13 ideas for planning your online collaboration tools

Online teaching software

Take a moment to review Courosa’s setup for a grad school class.

 

As a professor teaching an online or blended class, one has many tools at your disposal to enable your students to collaborate online. Ultimately, one may consider encouraging collaboration in an online class to engage students through project based learning or to encourage a community of study.

As mentioned in our previous blog post, my wife and I are researching strategies for planning her biology and microbiology classes to move to an online format. We continued our study of materials from the University Of Michigan Center for Research on Learning and Teaching. In the white paper entitled TEACHING IN THE CLOUD: LEVERAGING ONLINE COLLABORATION TOOLS TO ENHANCE STUDENT ENGAGEMENT ,  Chad Hershock and Mika LaVaque-Manty share lessons learned from the use of online collaboration tools used by University of Michigan. They provide the following motivations for introducing collaboration into the classroom:

• “…students demonstrated significantly greater learning gains, in terms of recall of basic knowledge and critical thinking, when collaborating than when working independently.”
• “Students also reported greater motivation and persistence regarding problem-solving tasks when working collaboratively.”

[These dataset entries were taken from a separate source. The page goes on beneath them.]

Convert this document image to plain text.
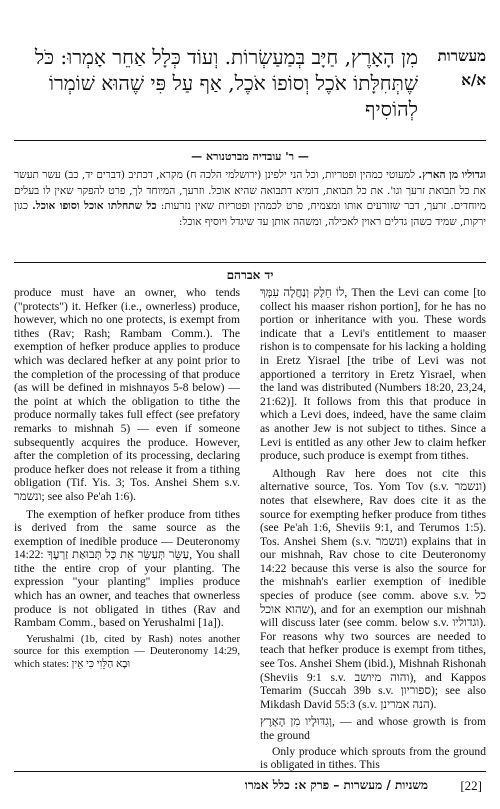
מעשרות א/א
מִן הָאָרֶץ, חַיָּב בְּמַעַשְׂרוֹת. וְעוֹד כְּלָל אַחֵר אָמְרוּ: כֹּל שֶׁתְּחִלָּתוֹ אֹכֶל וְסוֹפוֹ אֹכֶל, אַף עַל פִּי שֶׁהוּא שׁוֹמְרוֹ לְהוֹסִיף
— ר' עובדיה מברטנורא —
וגדוליו מן הארץ. למעוטי כמהין ופטריות, וכל הני ילפינן (ירושלמי הלכה ח) מקרא, דכתיב (דברים יד, כב) עשר תעשר את כל תבואת זרעך וגו'. את כל תבואת, דומיא דתבואה שהיא אוכל. וזרעך, המיוחד לך, פרט להפקר שאין לו בעלים מיוחדים. זרעך, דבר שזורעים אותו ומצמיח, פרט לכמהין ופטריות שאין נזרעות: כל שתחלתו אוכל וסופו אוכל. כגון ירקות, שמיד כשהן גדלים ראוין לאכילה, ומשהה אותן עד שיגדל ויוסיף אוכל:
יד אברהם

produce must have an owner, who tends ("protects") it. Hefker (i.e., ownerless) produce, however, which no one protects, is exempt from tithes (Rav; Rash; Rambam Comm.). The exemption of hefker produce applies to produce which was declared hefker at any point prior to the completion of the processing of that produce (as will be defined in mishnayos 5-8 below) — the point at which the obligation to tithe the produce normally takes full effect (see prefatory remarks to mishnah 5) — even if someone subsequently acquires the produce. However, after the completion of its processing, declaring produce hefker does not release it from a tithing obligation (Tif. Yis. 3; Tos. Anshei Shem s.v. ונשמר; see also Pe'ah 1:6).

The exemption of hefker produce from tithes is derived from the same source as the exemption of inedible produce — Deuteronomy 14:22: עַשֵּׂר תְּעַשֵּׂר אֵת כָּל תְּבוּאַת זַרְעֶךָ, You shall tithe the entire crop of your planting. The expression "your planting" implies produce which has an owner, and teaches that ownerless produce is not obligated in tithes (Rav and Rambam Comm., based on Yerushalmi [1a]).

Yerushalmi (1b, cited by Rash) notes another source for this exemption — Deuteronomy 14:29, which states: וּבָא הַלֵּוִי כִּי אֵין

לוֹ חֵלֶק וְנַחֲלָה עִמָּךְ, Then the Levi can come [to collect his maaser rishon portion], for he has no portion or inheritance with you. These words indicate that a Levi's entitlement to maaser rishon is to compensate for his lacking a holding in Eretz Yisrael [the tribe of Levi was not apportioned a territory in Eretz Yisrael, when the land was distributed (Numbers 18:20, 23,24, 21:62)]. It follows from this that produce in which a Levi does, indeed, have the same claim as another Jew is not subject to tithes. Since a Levi is entitled as any other Jew to claim hefker produce, such produce is exempt from tithes.

Although Rav here does not cite this alternative source, Tos. Yom Tov (s.v. ונשמר) notes that elsewhere, Rav does cite it as the source for exempting hefker produce from tithes (see Pe'ah 1:6, Sheviis 9:1, and Terumos 1:5). Tos. Anshei Shem (s.v. ונשמר) explains that in our mishnah, Rav chose to cite Deuteronomy 14:22 because this verse is also the source for the mishnah's earlier exemption of inedible species of produce (see comm. above s.v. כל שהוא אוכל), and for an exemption our mishnah will discuss later (see comm. below s.v. וגדוליו). For reasons why two sources are needed to teach that hefker produce is exempt from tithes, see Tos. Anshei Shem (ibid.), Mishnah Rishonah (Sheviis 9:1 s.v. והוה מיושב), and Kappos Temarim (Succah 39b s.v. ספוריון); see also Mikdash David 55:3 (s.v. הנה אמרינן).

וְגִדּוּלָיו מִן הָאָרֶץ, — and whose growth is from the ground

Only produce which sprouts from the ground is obligated in tithes. This

משניות / מעשרות – פרק א: כלל אמרו [22]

If you are also planning on teaching online or in a blended course, I would encourage you to review their report. The authors provide case studies from various types of professors. We have provided a check list of planning items mentioned in the report. We hope you find this summary helpful.

Design your online collaboration tools with a purpose
1.  Why will your students want to use the online collaboration tool? Is it easy to use? Have you designed incentive(s) for the students to collaborate? Do they earn points on their class grade for their participation?

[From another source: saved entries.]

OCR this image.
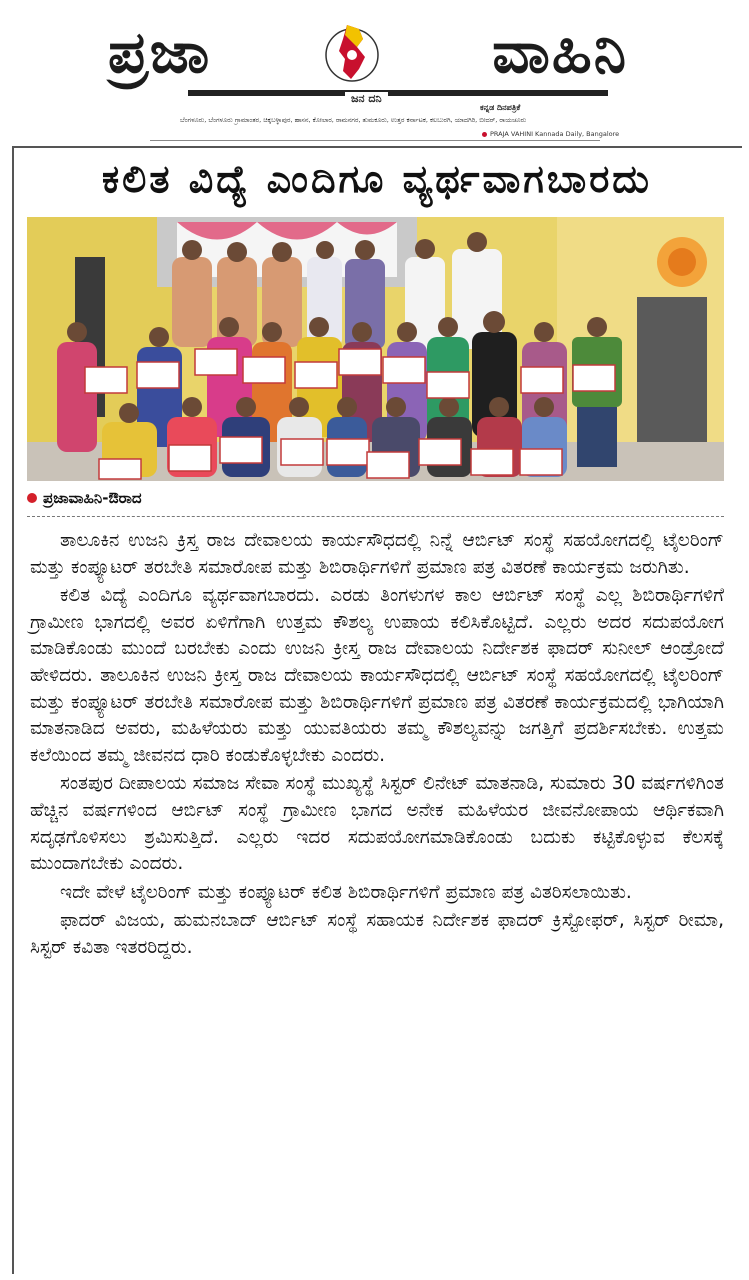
ಪ್ರಜಾ	ವಾಹಿನಿ
ಜನ ದನಿ
ಕನ್ನಡ ದಿನಪತ್ರಿಕೆ
ಬೆಂಗಳೂರು, ಬೆಂಗಳೂರು ಗ್ರಾಮಾಂತರ, ಚಿಕ್ಕಬಳ್ಳಾಪುರ, ಹಾಸನ, ಕೋಲಾರ, ರಾಮನಗರ, ತುಮಕೂರು, ಉತ್ತರ ಕರ್ನಾಟಕ, ಕಲಬುರಗಿ, ಯಾದಗಿರಿ, ಬೀದರ್, ರಾಯಚೂರು
PRAJA VAHINI Kannada Daily, Bangalore
ಕಲಿತ ವಿದ್ಯೆ ಎಂದಿಗೂ ವ್ಯರ್ಥವಾಗಬಾರದು
ಪ್ರಜಾವಾಹಿನಿ-ಔರಾದ

ತಾಲೂಕಿನ ಉಜನಿ ಕ್ರಿಸ್ತ ರಾಜ ದೇವಾಲಯ ಕಾರ್ಯಸೌಧದಲ್ಲಿ ನಿನ್ನೆ ಆರ್ಬಿಟ್ ಸಂಸ್ಥೆ ಸಹಯೋಗದಲ್ಲಿ ಟೈಲರಿಂಗ್ ಮತ್ತು ಕಂಪ್ಯೂಟರ್ ತರಬೇತಿ ಸಮಾರೋಪ ಮತ್ತು ಶಿಬಿರಾರ್ಥಿಗಳಿಗೆ ಪ್ರಮಾಣ ಪತ್ರ ವಿತರಣೆ ಕಾರ್ಯಕ್ರಮ ಜರುಗಿತು.

ಕಲಿತ ವಿದ್ಯೆ ಎಂದಿಗೂ ವ್ಯರ್ಥವಾಗಬಾರದು. ಎರಡು ತಿಂಗಳುಗಳ ಕಾಲ ಆರ್ಬಿಟ್ ಸಂಸ್ಥೆ ಎಲ್ಲ ಶಿಬಿರಾರ್ಥಿಗಳಿಗೆ ಗ್ರಾಮೀಣ ಭಾಗದಲ್ಲಿ ಅವರ ಏಳಿಗೆಗಾಗಿ ಉತ್ತಮ ಕೌಶಲ್ಯ ಉಪಾಯ ಕಲಿಸಿಕೊಟ್ಟಿದೆ. ಎಲ್ಲರು ಅದರ ಸದುಪಯೋಗ ಮಾಡಿಕೊಂಡು ಮುಂದೆ ಬರಬೇಕು ಎಂದು ಉಜನಿ ಕ್ರೀಸ್ತ ರಾಜ ದೇವಾಲಯ ನಿರ್ದೇಶಕ ಫಾದರ್ ಸುನೀಲ್ ಆಂಡ್ರೋದೆ ಹೇಳಿದರು. ತಾಲೂಕಿನ ಉಜನಿ ಕ್ರೀಸ್ತ ರಾಜ ದೇವಾಲಯ ಕಾರ್ಯಸೌಧದಲ್ಲಿ ಆರ್ಬಿಟ್ ಸಂಸ್ಥೆ ಸಹಯೋಗದಲ್ಲಿ ಟೈಲರಿಂಗ್ ಮತ್ತು ಕಂಪ್ಯೂಟರ್ ತರಬೇತಿ ಸಮಾರೋಪ ಮತ್ತು ಶಿಬಿರಾರ್ಥಿಗಳಿಗೆ ಪ್ರಮಾಣ ಪತ್ರ ವಿತರಣೆ ಕಾರ್ಯಕ್ರಮದಲ್ಲಿ ಭಾಗಿಯಾಗಿ ಮಾತನಾಡಿದ ಅವರು, ಮಹಿಳೆಯರು ಮತ್ತು ಯುವತಿಯರು ತಮ್ಮ ಕೌಶಲ್ಯವನ್ನು ಜಗತ್ತಿಗೆ ಪ್ರದರ್ಶಿಸಬೇಕು. ಉತ್ತಮ ಕಲೆಯಿಂದ ತಮ್ಮ ಜೀವನದ ಧಾರಿ ಕಂಡುಕೊಳ್ಳಬೇಕು ಎಂದರು.

ಸಂತಪುರ ದೀಪಾಲಯ ಸಮಾಜ ಸೇವಾ ಸಂಸ್ಥೆ ಮುಖ್ಯಸ್ಥೆ ಸಿಸ್ಟರ್ ಲಿನೇಟ್ ಮಾತನಾಡಿ, ಸುಮಾರು 30 ವರ್ಷಗಳಿಗಿಂತ ಹೆಚ್ಚಿನ ವರ್ಷಗಳಿಂದ ಆರ್ಬಿಟ್ ಸಂಸ್ಥೆ ಗ್ರಾಮೀಣ ಭಾಗದ ಅನೇಕ ಮಹಿಳೆಯರ ಜೀವನೋಪಾಯ ಆರ್ಥಿಕವಾಗಿ ಸದೃಢಗೊಳಿಸಲು ಶ್ರಮಿಸುತ್ತಿದೆ. ಎಲ್ಲರು ಇದರ ಸದುಪಯೋಗಮಾಡಿಕೊಂಡು ಬದುಕು ಕಟ್ಟಿಕೊಳ್ಳುವ ಕೆಲಸಕ್ಕೆ ಮುಂದಾಗಬೇಕು ಎಂದರು.

ಇದೇ ವೇಳೆ ಟೈಲರಿಂಗ್ ಮತ್ತು ಕಂಪ್ಯೂಟರ್ ಕಲಿತ ಶಿಬಿರಾರ್ಥಿಗಳಿಗೆ ಪ್ರಮಾಣ ಪತ್ರ ವಿತರಿಸಲಾಯಿತು.

ಫಾದರ್ ವಿಜಯ, ಹುಮನಬಾದ್ ಆರ್ಬಿಟ್ ಸಂಸ್ಥೆ ಸಹಾಯಕ ನಿರ್ದೇಶಕ ಫಾದರ್ ಕ್ರಿಸ್ಟೋಫರ್, ಸಿಸ್ಟರ್ ರೀಮಾ, ಸಿಸ್ಟರ್ ಕವಿತಾ ಇತರರಿದ್ದರು.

2.  Consider encouraging your students to publish their writing and work online. In many cases, public publication of school work on a blog helps the students feel their assignment has meaning. Hopefully, they invest more effort into the quality of their content since the work will be seen by their peers and anyone on the Internet.

Ideas to make things easy for you and your students
3.  Consider time intensive start-up costs: how long will it take to load student accounts or profiles into your online collaboration tools?

4.  Does your school provide technical support for your online collaboration tool?

5.  If your school does not provide technical support for a tool, are you comfortable with supporting your students?

6.  As a school, consider establishing common online collaboration tools to help reduce the number of applications the students need to learn.

7. As a school, consider establishing tools so students have a “single sign-on.” Students get frustrated remembering many passwords.

8. Are your online tools usable and accessible to all students? (plan for students with disabilities)

9. Not all students are technology savvy. Plan tool orientation sessions as required. (pre-recorded or otherwise)

10. Test-drive online collaborative tools from the student perspective.

Details to provide clarity for rules of collaboration
11.  As the students collaborate, encourage your students to agree to a code of conduct. You might consider designing the code of conduct together with your students in the first week of class.

12.  Do the students have a clear understanding of “done” for online collaboration assignments?

13.  Protect the privacy of your student. Design assignments so that students can publish their work under an alias if requested.

At University of Michigan, the teaching staff has used products from Google, Box, and Piazza. Make sure to review their summary chart detailing tools implemented and their teaching purpose.